Mr. Speaker, in order to determine quotas we need to survey and count the animals in the mountains, especially the sheep, on an annual basis. The government will say there's no money, so I would like to make one suggestion, Mr. Speaker: let us place a higher fee on each of the non-resident hunters who come into our area so they could pay for the survey and counting of these animals. For example, in order to pay for the survey, let's say $1,000 per tag for each non-resident hunter. This is a request for support in this area, Mr. Speaker.

Another problem I have is that there is a request by big game hunters for grizzly bear tags now. Here again, I have to oppose this because I need to know the status of the population in the Mackenzie mountains of the grizzly bears before I approve anything like this.

Mr.

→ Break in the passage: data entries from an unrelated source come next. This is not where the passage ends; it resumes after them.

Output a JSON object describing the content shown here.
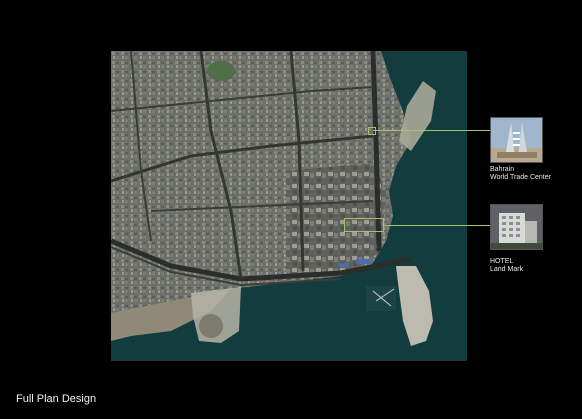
{
  "callouts": [
    {
      "line1": "Bahrain",
      "line2": "World Trade Center"
    },
    {
      "line1": "HOTEL",
      "line2": "Land Mark"
    }
  ],
  "footer_title": "Full Plan Design",
  "colors": {
    "callout_line": "#9fc46a",
    "sea": "#123c3e",
    "city": "#6b6f68"
  }
}
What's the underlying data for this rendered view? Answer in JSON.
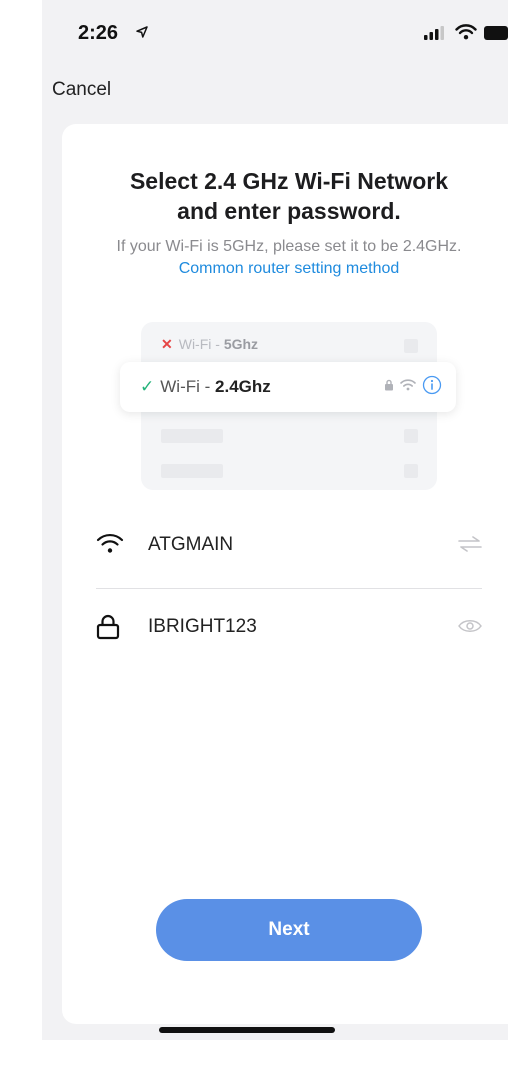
{
  "status_bar": {
    "time": "2:26"
  },
  "nav": {
    "cancel_label": "Cancel"
  },
  "header": {
    "title_line1": "Select 2.4 GHz Wi-Fi Network",
    "title_line2": "and enter password.",
    "subtitle": "If your Wi-Fi is 5GHz, please set it to be 2.4GHz.",
    "link_label": "Common router setting method"
  },
  "illustration": {
    "row_5g_prefix": "Wi-Fi - ",
    "row_5g_band": "5Ghz",
    "row_24g_prefix": "Wi-Fi - ",
    "row_24g_band": "2.4Ghz"
  },
  "form": {
    "ssid_value": "ATGMAIN",
    "password_value": "IBRIGHT123"
  },
  "actions": {
    "next_label": "Next"
  },
  "colors": {
    "accent_blue": "#5a90e6",
    "link_blue": "#1f8bde",
    "check_green": "#24b37a",
    "error_red": "#e64545"
  },
  "icons": [
    "location-arrow-icon",
    "signal-icon",
    "wifi-icon",
    "battery-icon",
    "x-icon",
    "check-icon",
    "lock-icon",
    "info-icon",
    "switch-arrows-icon",
    "eye-icon"
  ]
}
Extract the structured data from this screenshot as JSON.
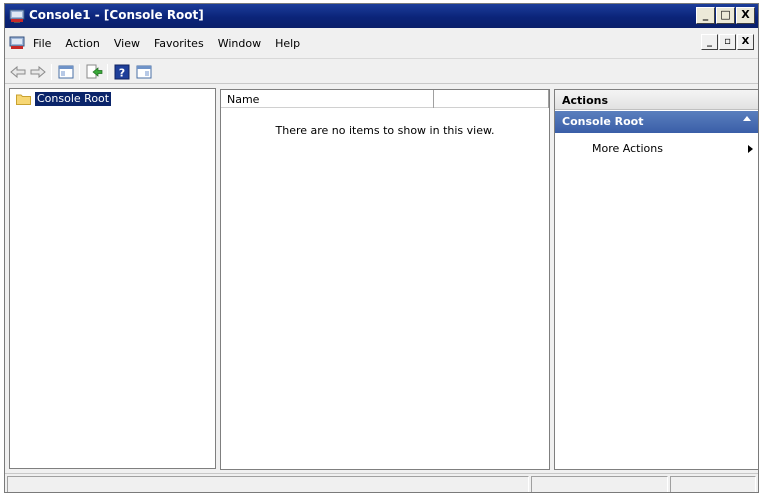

Speaker, my time has run out. I seek unanimous consent to conclude my statement. Mahsi.

Lack Of Dall Sheep Quota In Mackenzie Mountains
Item 3: Members' Statements

Page 1478

The Speaker Samuel Gargan

The Member for Nahendeh is seeking unanimous consent. Are there any nays? There are no nays. Please proceed, Mr. Antoine.

Lack Of Dall Sheep Quota In Mackenzie Mountains
Item 3: Members' Statements

Page 1478

Jim Antoine Nahendeh

Thank you, Mr. Speaker. The problem is not only with sheep, Mr. Speaker, but has to do with moose, caribou and the different animals in the mountains. We don't know how many there are and there is really no good way of surveying them. There are occasional fly-over surveys, but that is not good enough, Mr. Speaker.

Historically, Mr. Speaker, big game hunting zones were practically given away in the 1970s by the Commissioner of the day. There were five zones and now there are more; there are eight, I believe. Now, we're stuck with the outfitters who control these hunting zones and mountains. They are the only ones allowed to take non-resident hunters into the mountains and the aboriginal people are cut out of the deal. These outfitters all live in the south, Mr. Speaker, and though they are available for sale for enormous amounts of money if they become available, the amounts are impossible for the aboriginal people from the communities to have access to.

Mr. Speaker, recently there was a meeting in Fort Simpson where aboriginal people and leaders met with the outfitters from the mountains. As a result of this meeting, some decisions were made that there would be closer cooperation between the outfitters and aboriginal leaders. Hopefully, this will improve the situation and help the concerns of people in my constituency. Mahsi, Mr. Speaker.